Large data centers consume huge amounts of energy. But the Swiss start-up FinalSpark wants to change that with its bioprocessors and has now developed the first living computer made from human brain cells.

One of the biggest disadvantages of technological progress is the “high energy costs required to process digital information,” writes the start-up FinalSpark on its website. Training artificial intelligence in particular consumes an enormous amount of computing power.

The Swiss start-up therefore wants to find alternatives to the silicon-based processors currently in use. The company is researching how to replace these processors with living computers made from human brain cells.

Swiss company develops living computer from human brain cells

However, FinalSpark does not want to solve this energy problem by finding new forms of energy generation. The start-up prefers to use “unconventional data processing”. One example of this is biological computing.

The company's website states that “living neurons are used to perform calculations.” This could create new generation processors.

We believe that unconventional computing is the best way to reduce carbon emissions.

One of the biggest advantages of biological computing is the greatly reduced energy consumption that neurons need to process information. It is estimated that these neurons require more than a million times less energy than processors currently available on the market.
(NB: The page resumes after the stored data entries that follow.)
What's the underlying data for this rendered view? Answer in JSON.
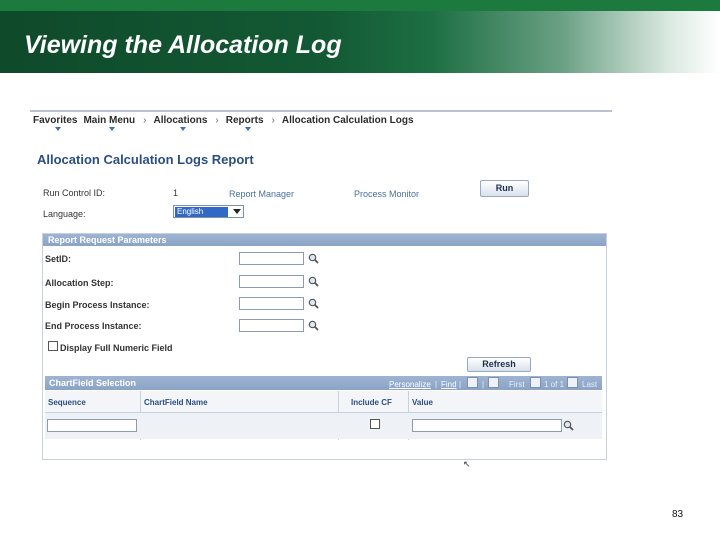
{
  "slide": {
    "title": "Viewing the Allocation Log",
    "page_number": "83"
  },
  "nav": {
    "items": [
      "Favorites",
      "Main Menu",
      "Allocations",
      "Reports",
      "Allocation Calculation Logs"
    ],
    "separator": "›"
  },
  "page": {
    "title": "Allocation Calculation Logs Report",
    "run_control_label": "Run Control ID:",
    "run_control_value": "1",
    "report_manager_link": "Report Manager",
    "process_monitor_link": "Process Monitor",
    "run_button": "Run",
    "language_label": "Language:",
    "language_value": "English"
  },
  "params": {
    "header": "Report Request Parameters",
    "setid_label": "SetID:",
    "allocation_step_label": "Allocation Step:",
    "begin_label": "Begin Process Instance:",
    "end_label": "End Process Instance:",
    "display_full_label": "Display Full Numeric Field",
    "refresh_button": "Refresh"
  },
  "chartfield": {
    "header": "ChartField Selection",
    "personalize": "Personalize",
    "find": "Find",
    "first": "First",
    "range": "1 of 1",
    "last": "Last",
    "columns": [
      "Sequence",
      "ChartField Name",
      "Include CF",
      "Value"
    ]
  },
  "icons": {
    "lookup": "magnifier-icon",
    "checkbox": "checkbox-icon"
  },
  "colors": {
    "title_bar_dark": "#0f4a2a",
    "accent_green": "#1d7a3e",
    "panel_header": "#8aa3c6",
    "link_blue": "#4a6fa0"
  }
}
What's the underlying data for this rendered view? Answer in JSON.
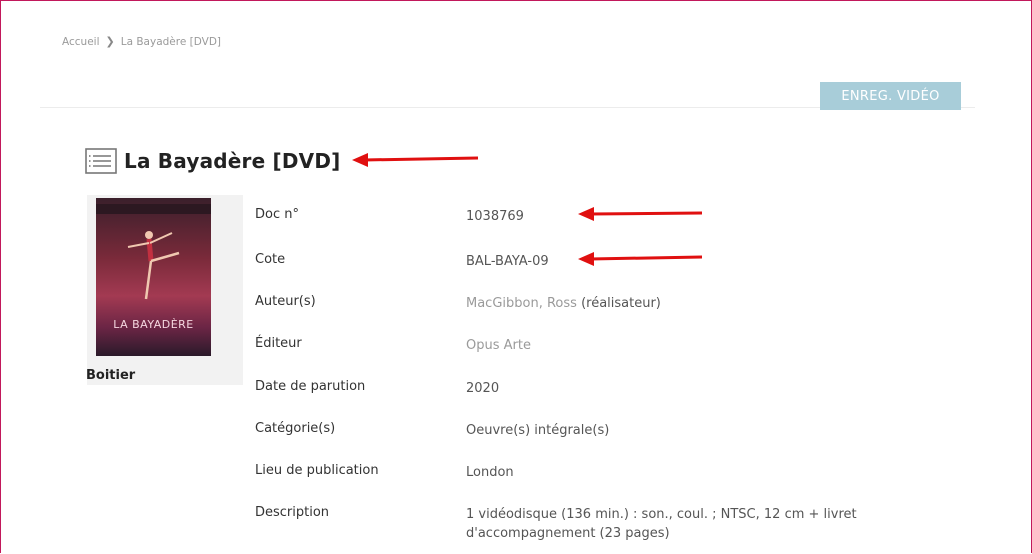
{
  "breadcrumb": {
    "home": "Accueil",
    "separator": "❯",
    "current": "La Bayadère [DVD]"
  },
  "badge": {
    "label": "ENREG. VIDÉO"
  },
  "record": {
    "title": "La Bayadère [DVD]",
    "cover": {
      "title": "LA BAYADÈRE",
      "caption": "Boitier"
    },
    "fields": [
      {
        "label": "Doc n°",
        "value": "1038769"
      },
      {
        "label": "Cote",
        "value": "BAL-BAYA-09"
      },
      {
        "label": "Auteur(s)",
        "value": "MacGibbon, Ross",
        "role": " (réalisateur)"
      },
      {
        "label": "Éditeur",
        "value": "Opus Arte"
      },
      {
        "label": "Date de parution",
        "value": "2020"
      },
      {
        "label": "Catégorie(s)",
        "value": "Oeuvre(s) intégrale(s)"
      },
      {
        "label": "Lieu de publication",
        "value": "London"
      },
      {
        "label": "Description",
        "value": "1 vidéodisque (136 min.) : son., coul. ; NTSC, 12 cm + livret d'accompagnement (23 pages)"
      }
    ]
  },
  "colors": {
    "frame_border": "#c2185b",
    "badge_bg": "#a8cdd9",
    "arrow": "#e01010"
  }
}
Neurons originate from skin cells

The Swiss start-up is already able to develop a living computer from human stem cells. For this purpose, induced pluripotent stem cells can be taken from human skin.

From these, FinalSpark has created a living computer with 16 human brain organoids. These organoids are organ-like microstructures that do not have vessels, but do have organ-like properties. For example, they can imitate the structure of the brain.

Despite the enormous advantages that come with the use of such bioprocessors, their programming has not yet been fully clarified. According to FinalSpark, these biocomputers are “a real black box” in contrast to digital computers. Many experiments will therefore be needed before they can actually be used.